Let’s begin with an issue the Supreme Court often mentions in its discussions of precedent: whether important facts have changed. To illustrate with an example that has come before the court in recent years, consider the freedom of speech as it applies to broadcast television and radio. Under the court’s prior decisions, broadcasting gets less constitutional protection than other forms of speech. For example, the Federal Communications Commission can fine broadcasters for indecent content even if that content is generally protected by the First Amendment. When it explained this rule in 1978, the court noted that broadcasting was distinctive in its pervasiveness and its accessibility to children. (The court gave some other reasons, too, but I’ll focus on this rationale to illustrate the point.)
Things are different now. It has become harder to argue that broadcasting is worlds apart from, say, cable television or the Internet in terms of its pervasiveness and accessibility. In other words, some key facts have changed. And recognizing that change doesn’t depend on whether a Supreme Court justice thinks the Constitution should be interpreted in light of its original meaning, or contemporary moral values, or whatever else. Everyone can agree that the role of broadcasting in American society has changed quite a bit over the past four decades.
That change presents a good occasion for asking whether the Supreme Court’s approach to broadcasting needs to be updated. Maybe the answer is no. Maybe the distinctive treatment of broadcasting makes sense for other reasons. Or maybe the justices should stay the course to avoid disrupting expectations that have arisen in 40 years under the existing regime. But whether or not the justices ultimately decide to revise the court’s approach, changes in the world of broadcasting justify a fresh look at the issue.
Now imagine a different scenario: The Supreme Court issues a ruling that resolves a constitutional dispute. Several years later, five justices conclude that the decision is wrong. The key facts haven’t changed, but the justices think the decision reflects a misguided way of interpreting the Constitution and has led to problematic results. Is that reason enough to justify an overruling?
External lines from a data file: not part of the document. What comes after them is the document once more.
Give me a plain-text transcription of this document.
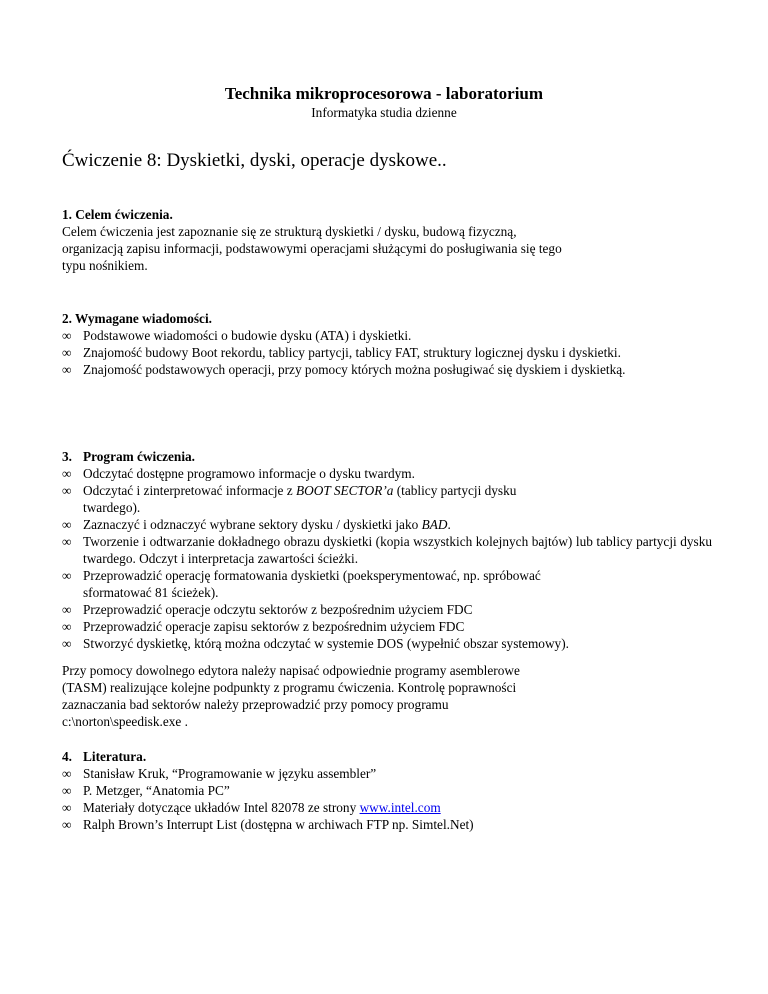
Technika mikroprocesorowa - laboratorium
Informatyka studia dzienne
Ćwiczenie 8: Dyskietki, dyski, operacje dyskowe..
1. Celem ćwiczenia.
Celem ćwiczenia jest zapoznanie się ze strukturą dyskietki / dysku, budową fizyczną,
organizacją zapisu informacji, podstawowymi operacjami służącymi do posługiwania się tego
typu nośnikiem.
2. Wymagane wiadomości.
∞ Podstawowe wiadomości o budowie dysku (ATA) i dyskietki.
∞ Znajomość budowy Boot rekordu, tablicy partycji, tablicy FAT, struktury logicznej dysku i dyskietki.
∞ Znajomość podstawowych operacji, przy pomocy których można posługiwać się dyskiem i dyskietką.
3. Program ćwiczenia.
∞ Odczytać dostępne programowo informacje o dysku twardym.
∞ Odczytać i zinterpretować informacje z BOOT SECTOR’a (tablicy partycji dysku
twardego).
∞ Zaznaczyć i odznaczyć wybrane sektory dysku / dyskietki jako BAD.
∞ Tworzenie i odtwarzanie dokładnego obrazu dyskietki (kopia wszystkich kolejnych bajtów) lub tablicy partycji dysku twardego. Odczyt i interpretacja zawartości ścieżki.
∞ Przeprowadzić operację formatowania dyskietki (poeksperymentować, np. spróbować
sformatować 81 ścieżek).
∞ Przeprowadzić operacje odczytu sektorów z bezpośrednim użyciem FDC
∞ Przeprowadzić operacje zapisu sektorów z bezpośrednim użyciem FDC
∞ Stworzyć dyskietkę, którą można odczytać w systemie DOS (wypełnić obszar systemowy).
Przy pomocy dowolnego edytora należy napisać odpowiednie programy asemblerowe
(TASM) realizujące kolejne podpunkty z programu ćwiczenia. Kontrolę poprawności
zaznaczania bad sektorów należy przeprowadzić przy pomocy programu
c:\norton\speedisk.exe .
4. Literatura.
∞ Stanisław Kruk, “Programowanie w języku assembler”
∞ P. Metzger, “Anatomia PC”
∞ Materiały dotyczące układów Intel 82078 ze strony www.intel.com
∞ Ralph Brown’s Interrupt List (dostępna w archiwach FTP np. Simtel.Net)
Here I think the answer is generally no. A commitment to precedent means more if it overcomes the differences of opinion that keep the justices from viewing the Constitution in the same way. By voting to uphold decisions they disagree with — including decisions that reflect a constitutional philosophy that differs from their own — the justices elevate the Supreme Court above its individual members.
That couldn’t occur, at least not to the same degree, if the justices voted to overrule every decision they viewed as unsound, harmful or otherwise bad. Those determinations depend on underlying theories about the Constitution that vary from justice to justice. They can’t furnish common ground between justices who disagree.
In setting up a system of precedent, it makes sense to require a special justification before overruling a past decision. But the type of justification matters immensely. Some justifications, such as changes in the relevant facts, can be applied the same way by justices with varying approaches to the Constitution. Other justifications, such as the belief that a decision is unsound or harmful, end up dragging disagreements about constitutional theory into the analysis of precedent.
I’ll have more to say about this distinction, as well as its limits, when I’m back tomorrow.